Aujourd'hui encore, il continue à fustiger ces politiciens. Mais devenu président, ayant plus de moyens et surtout n'ayant plus aucun contre pouvoir ou autorité de contrôle de ses décisions et de ses actes, il a désormais la latitude de les accuser tantôt de complot contre l'Etat, tantôt d'intelligence avec l'étranger. Ses opposants sont pour la plupart harcelés, incarcérés pour des motifs obscurs ou carrément anodins. Des décrets liberticides sont mis en place pour verrouiller le paysage politique, museler la presse et mettre pratiquement le pays sous une chape de plomb. Les institutions, quand elles existent, sont inopérantes, les pouvoirs sont dépréciés au grade de simples fonctions au service d'un Etat dominé par la fonction présidentielle.
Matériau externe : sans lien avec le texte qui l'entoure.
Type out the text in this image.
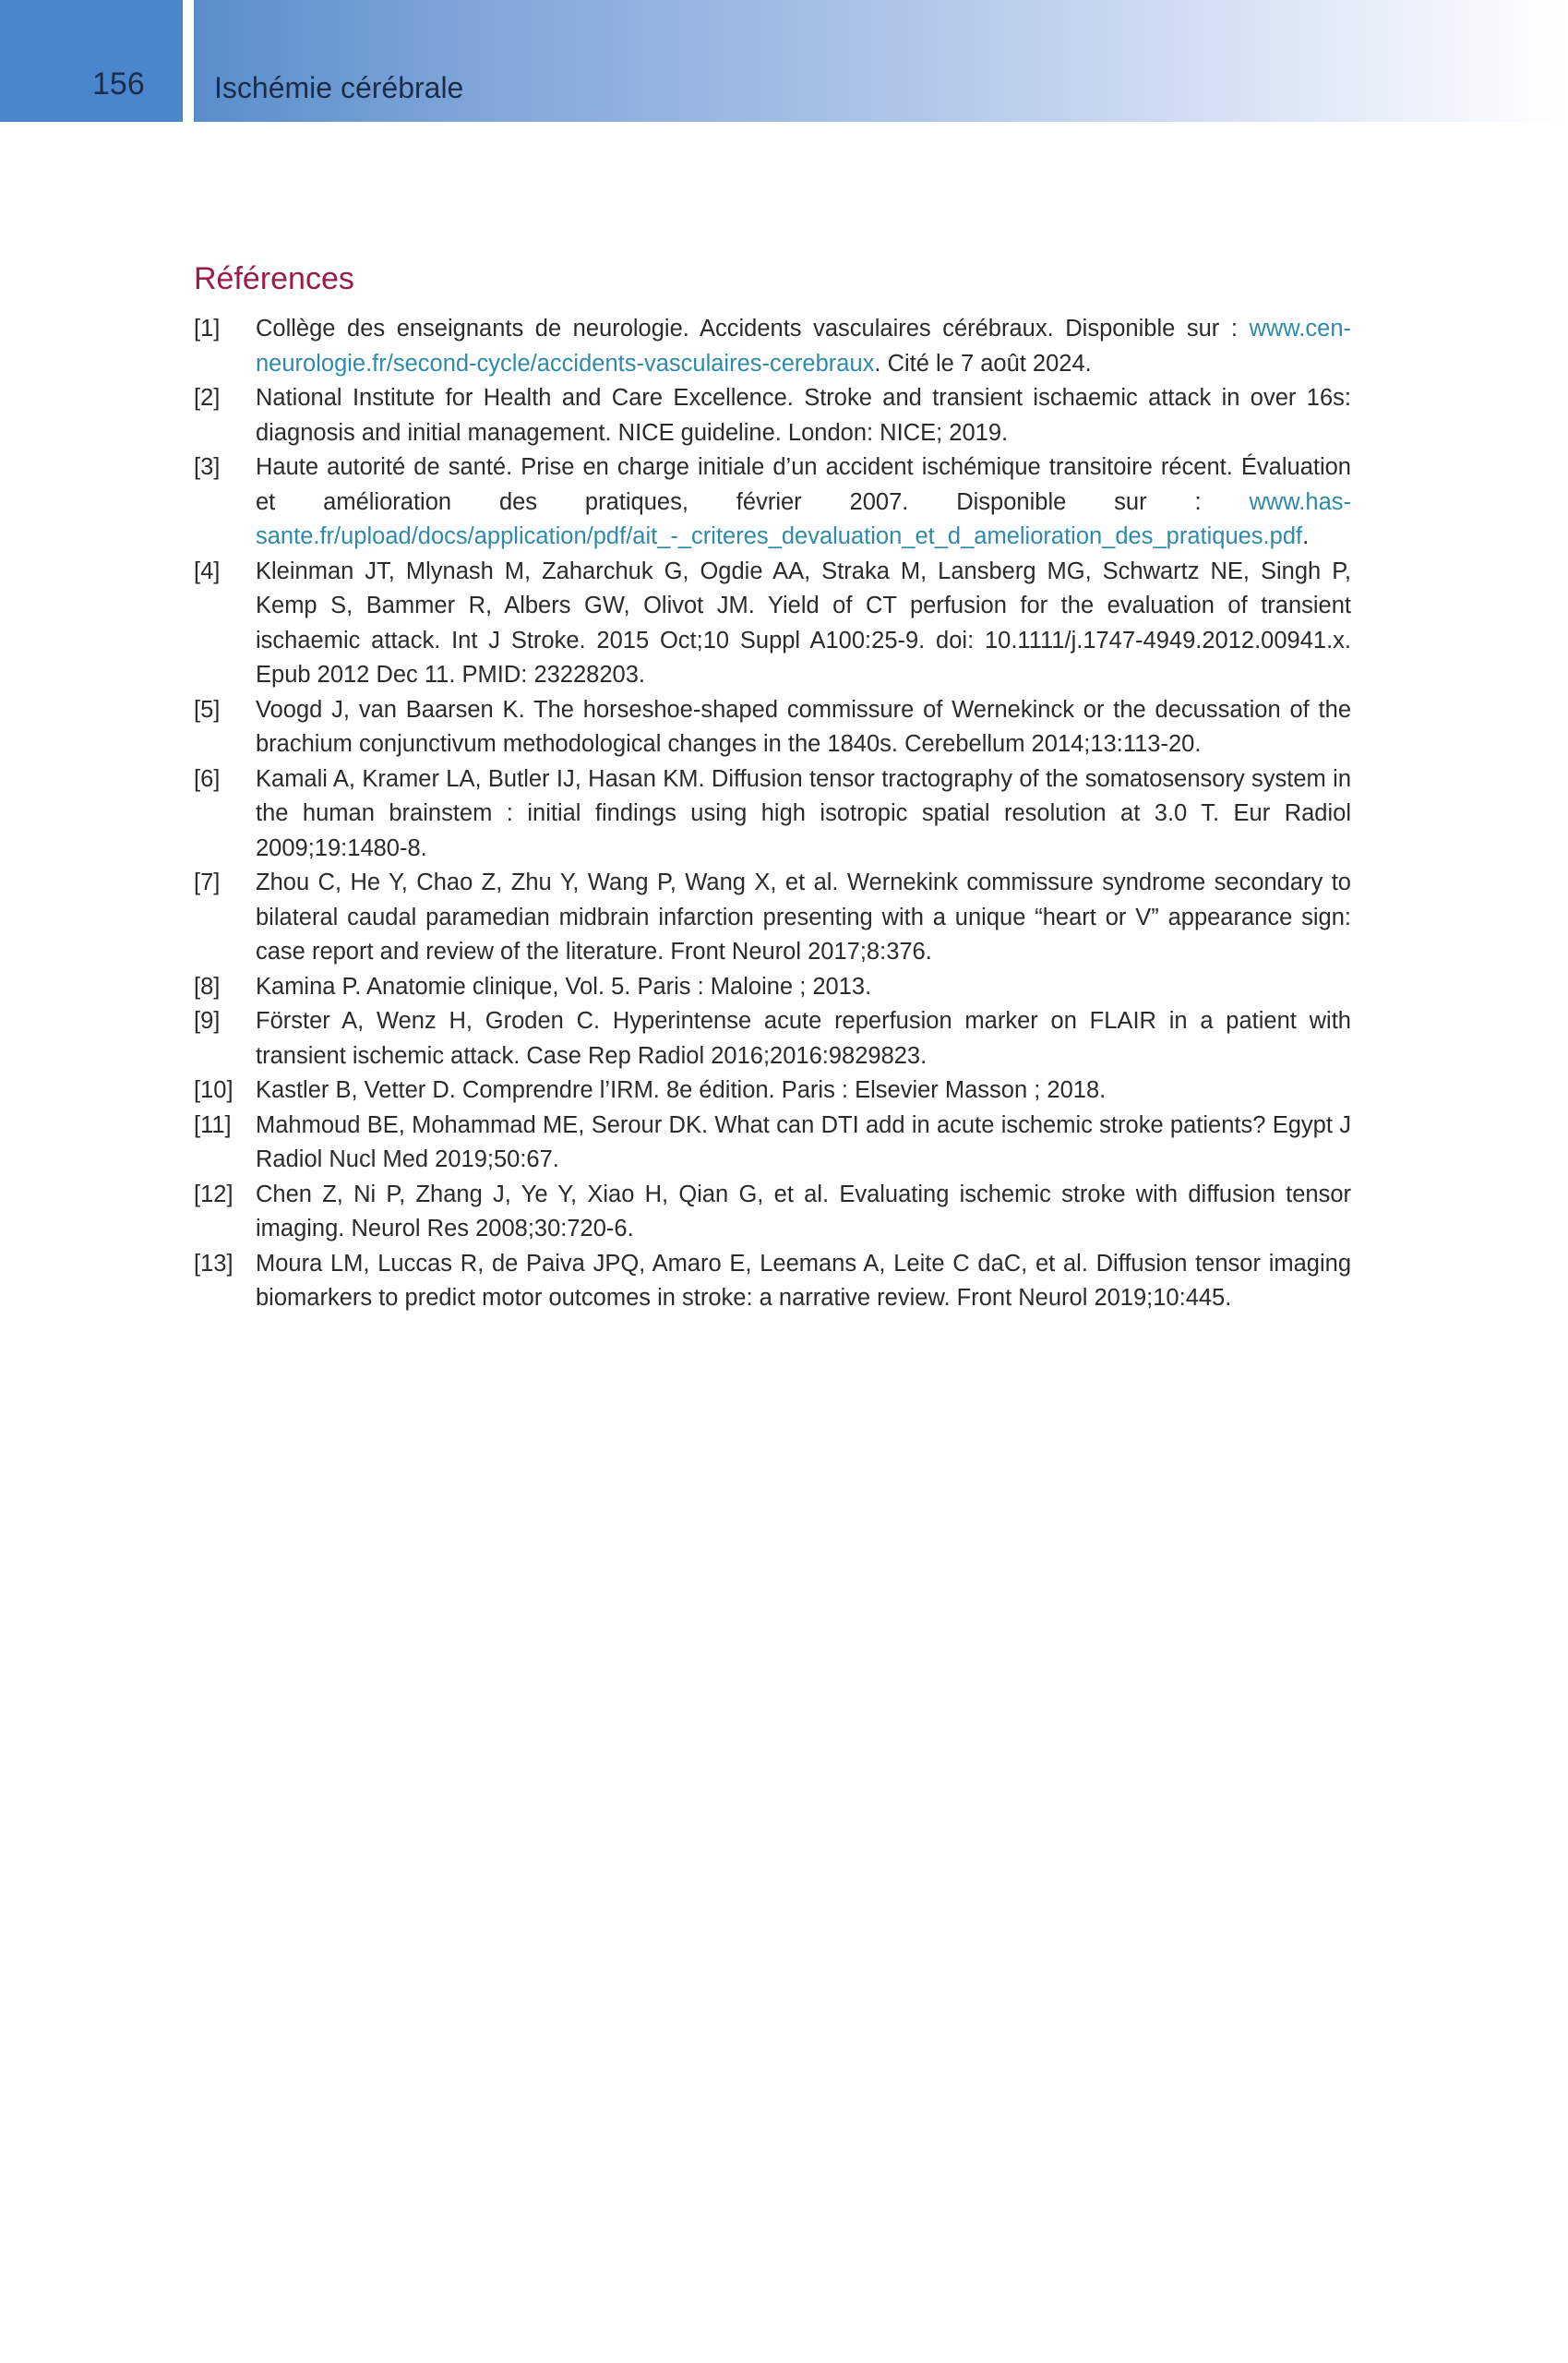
156 Ischémie cérébrale
Références
[1] Collège des enseignants de neurologie. Accidents vasculaires cérébraux. Disponible sur : www.cen-neurologie.fr/second-cycle/accidents-vasculaires-cerebraux. Cité le 7 août 2024.
[2] National Institute for Health and Care Excellence. Stroke and transient ischaemic attack in over 16s: diagnosis and initial management. NICE guideline. London: NICE; 2019.
[3] Haute autorité de santé. Prise en charge initiale d’un accident ischémique transitoire récent. Évaluation et amélioration des pratiques, février 2007. Disponible sur : www.has-sante.fr/upload/docs/application/pdf/ait_-_criteres_devaluation_et_d_amelioration_des_pratiques.pdf.
[4] Kleinman JT, Mlynash M, Zaharchuk G, Ogdie AA, Straka M, Lansberg MG, Schwartz NE, Singh P, Kemp S, Bammer R, Albers GW, Olivot JM. Yield of CT perfusion for the evaluation of transient ischaemic attack. Int J Stroke. 2015 Oct;10 Suppl A100:25-9. doi: 10.1111/j.1747-4949.2012.00941.x. Epub 2012 Dec 11. PMID: 23228203.
[5] Voogd J, van Baarsen K. The horseshoe-shaped commissure of Wernekinck or the decussation of the brachium conjunctivum methodological changes in the 1840s. Cerebellum 2014;13:113-20.
[6] Kamali A, Kramer LA, Butler IJ, Hasan KM. Diffusion tensor tractography of the somatosensory system in the human brainstem : initial findings using high isotropic spatial resolution at 3.0 T. Eur Radiol 2009;19:1480-8.
[7] Zhou C, He Y, Chao Z, Zhu Y, Wang P, Wang X, et al. Wernekink commissure syndrome secondary to bilateral caudal paramedian midbrain infarction presenting with a unique “heart or V” appearance sign: case report and review of the literature. Front Neurol 2017;8:376.
[8] Kamina P. Anatomie clinique, Vol. 5. Paris : Maloine ; 2013.
[9] Förster A, Wenz H, Groden C. Hyperintense acute reperfusion marker on FLAIR in a patient with transient ischemic attack. Case Rep Radiol 2016;2016:9829823.
[10] Kastler B, Vetter D. Comprendre l’IRM. 8e édition. Paris : Elsevier Masson ; 2018.
[11] Mahmoud BE, Mohammad ME, Serour DK. What can DTI add in acute ischemic stroke patients? Egypt J Radiol Nucl Med 2019;50:67.
[12] Chen Z, Ni P, Zhang J, Ye Y, Xiao H, Qian G, et al. Evaluating ischemic stroke with diffusion tensor imaging. Neurol Res 2008;30:720-6.
[13] Moura LM, Luccas R, de Paiva JPQ, Amaro E, Leemans A, Leite C daC, et al. Diffusion tensor imaging biomarkers to predict motor outcomes in stroke: a narrative review. Front Neurol 2019;10:445.
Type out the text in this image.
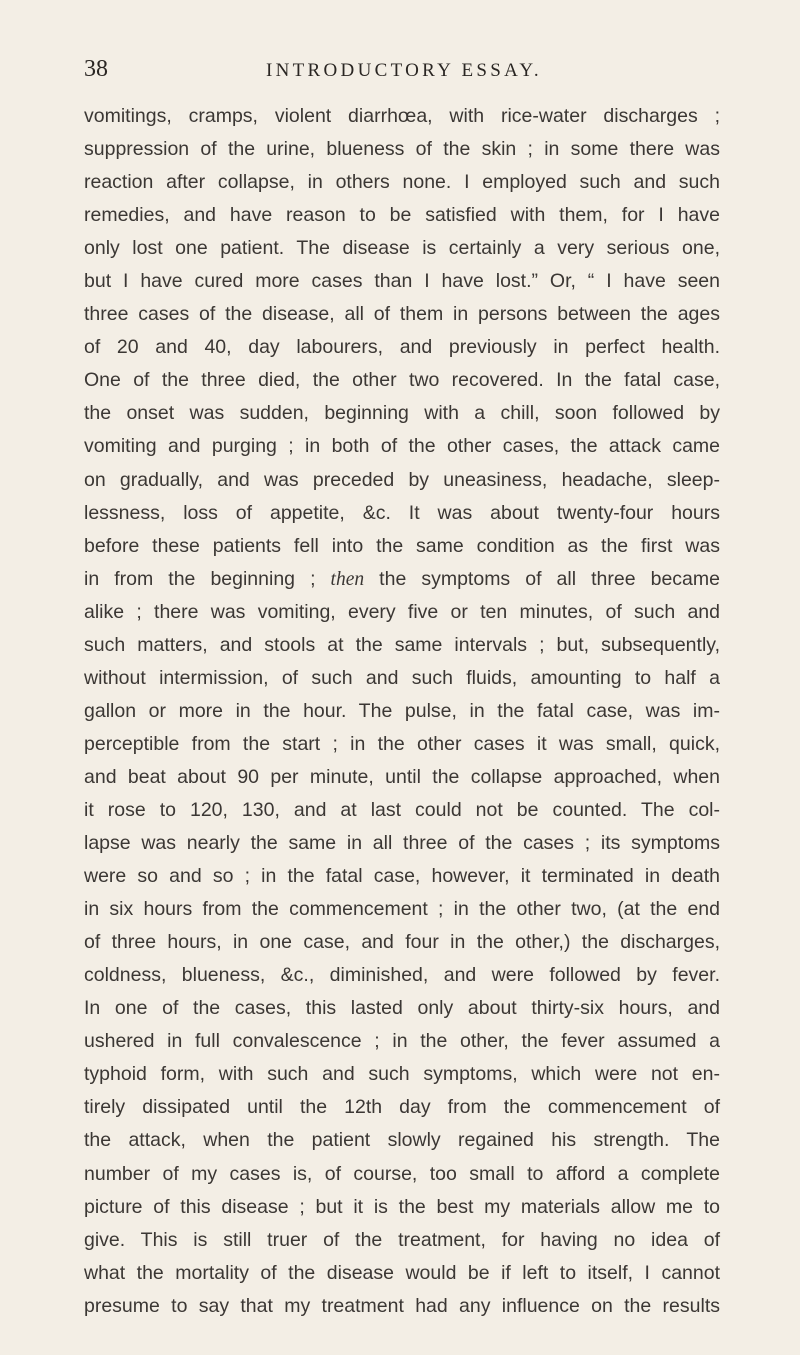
38	INTRODUCTORY ESSAY.
vomitings, cramps, violent diarrhœa, with rice-water discharges ;
suppression of the urine, blueness of the skin ; in some there was
reaction after collapse, in others none. I employed such and such
remedies, and have reason to be satisfied with them, for I have
only lost one patient. The disease is certainly a very serious one,
but I have cured more cases than I have lost.” Or, “ I have seen
three cases of the disease, all of them in persons between the ages
of 20 and 40, day labourers, and previously in perfect health.
One of the three died, the other two recovered. In the fatal case,
the onset was sudden, beginning with a chill, soon followed by
vomiting and purging ; in both of the other cases, the attack came
on gradually, and was preceded by uneasiness, headache, sleep-
lessness, loss of appetite, &c. It was about twenty-four hours
before these patients fell into the same condition as the first was
in from the beginning ; then the symptoms of all three became
alike ; there was vomiting, every five or ten minutes, of such and
such matters, and stools at the same intervals ; but, subsequently,
without intermission, of such and such fluids, amounting to half a
gallon or more in the hour. The pulse, in the fatal case, was im-
perceptible from the start ; in the other cases it was small, quick,
and beat about 90 per minute, until the collapse approached, when
it rose to 120, 130, and at last could not be counted. The col-
lapse was nearly the same in all three of the cases ; its symptoms
were so and so ; in the fatal case, however, it terminated in death
in six hours from the commencement ; in the other two, (at the end
of three hours, in one case, and four in the other,) the discharges,
coldness, blueness, &c., diminished, and were followed by fever.
In one of the cases, this lasted only about thirty-six hours, and
ushered in full convalescence ; in the other, the fever assumed a
typhoid form, with such and such symptoms, which were not en-
tirely dissipated until the 12th day from the commencement of
the attack, when the patient slowly regained his strength. The
number of my cases is, of course, too small to afford a complete
picture of this disease ; but it is the best my materials allow me to
give. This is still truer of the treatment, for having no idea of
what the mortality of the disease would be if left to itself, I cannot
presume to say that my treatment had any influence on the results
Il y a quelques mois, Kaïs Saïed avait annoncé la couleur en déclarant qu'il ne cèdera le pouvoir qu'à des patriotes avérés. Hier à Monastir, il a réitéré cette idée. Il a affirmé que ceux qui vivent dans le giron de l'étranger n'ont pas le droit de se présenter à l'élection présidentielle. Cela concerne le dernier arrivant Mondher Zenaidi, mais concerne aussi un grand nombre de figures politiques qui ont choisi de s'exiler pour des raisons diverses allant de Moncef Marzouki à Nabil Karoui en passant par Youssef Chahed, Hichem Mechichi, ou encore Nadia Akecha. Cela veut-il dire que la loi électorale existante depuis 2019 va être révisée à quelques mois des élections ou que de nouvelles dispositions pratiques vont être prises par l'instance des élections pour barrer la route à la candidature des Tunisiens en exil, quitte à tordre le coup au principe de la compétition et à la logique électorale ?
Pour le moment rien n'est clair. La seule certitude, c'est que pour Kaïs Saïed la prochaine élection présidentielle est une affaire de vie ou de mort. Cela promet d'être chaud, très chaud même.